Image taken from buzzfeed.com.

I love Ignatius' use of the word tepid--what's more mundane than a glass of room temperature life? Not really half-full or half-empty, just totally boring. Totally bleh. Although, I will say I'm not in the grips of bleh-dom as I have experienced depression in the past, but rather am feeling like I'm on some chaotic hamster wheel, churning over and over all the moments that comprise a year, sifting through the dirt for some bit of golden meaning.

Speaking of dirt, the following ancient Chinese saying is another helpful spiritual insight,
Do you have the patience to wait for your mud to settle; unmoving until your waters clear, and an impulse gradually leads to life? (from the Tau Te Ching, by Lau-tzu)

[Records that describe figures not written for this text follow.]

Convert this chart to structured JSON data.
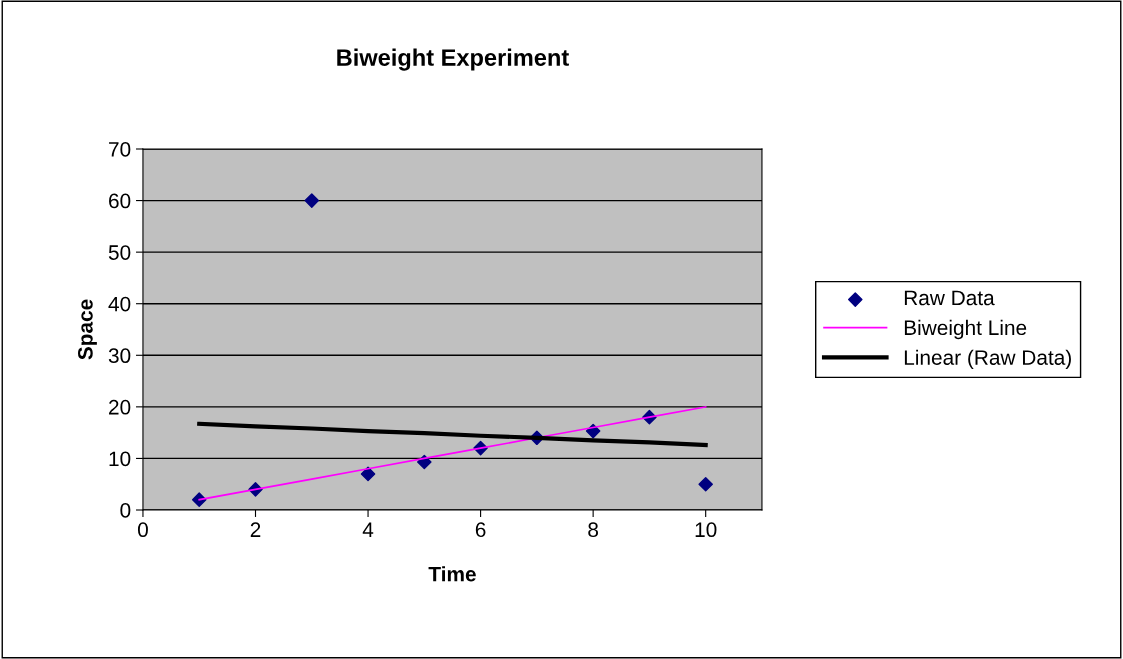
{
  "chart_data": {
    "type": "scatter",
    "title": "Biweight Experiment",
    "xlabel": "Time",
    "ylabel": "Space",
    "x": [
      1,
      2,
      3,
      4,
      5,
      6,
      7,
      8,
      9,
      10
    ],
    "series": [
      {
        "name": "Raw Data",
        "color": "#000080",
        "marker": "diamond",
        "values": [
          2,
          4,
          60,
          7,
          9.3,
          12,
          14,
          15.3,
          18,
          5
        ]
      },
      {
        "name": "Biweight Line",
        "type": "line",
        "color": "#ff00ff",
        "values": [
          2,
          4,
          6,
          8,
          10,
          12,
          14,
          16,
          18,
          20
        ]
      },
      {
        "name": "Linear (Raw Data)",
        "type": "line",
        "color": "#000000",
        "values": [
          16.7,
          16.2,
          15.8,
          15.3,
          14.9,
          14.4,
          14.0,
          13.5,
          13.1,
          12.6
        ]
      }
    ],
    "xlim": [
      0,
      11
    ],
    "xticks": [
      0,
      2,
      4,
      6,
      8,
      10
    ],
    "ylim": [
      0,
      70
    ],
    "yticks": [
      0,
      10,
      20,
      30,
      40,
      50,
      60,
      70
    ],
    "grid": "y",
    "legend": "right"
  }
}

Essentially, what St. Ignatius is talking about is this impulse towards life, or what he calls consolation. Unlike the notion of a "consolation prize" from contemporary-speak, Ignatian consolation is deep and true contentment, "interior joy," peace. Sounds rad, right? One way to approach consolation, according to the saint, is to notice the pieces of life that are life-giving, and those that are life-draining. (Checkout the Examen for lots more on this). I think that in some subconscious and drive-me-crazy sort of way, that's exactly what all my mulling over myself is about. What in 2011 gave me life, inspired me, brought me joy? What in 2011 bred sadness, disappointment, despair? Sift it out, then purge the junk. An effective keep-toss of the year in review. I'm keeping my awesome job, loving family, amazing friends, healthy habits. I'm tossing my need to control things, quantify success, make things work, have unfair expectations. Shit, maybe I'll  just toss all my expectations but for to expect that I deserve love and joy. And some consolation baby, yeah. (Still waiting).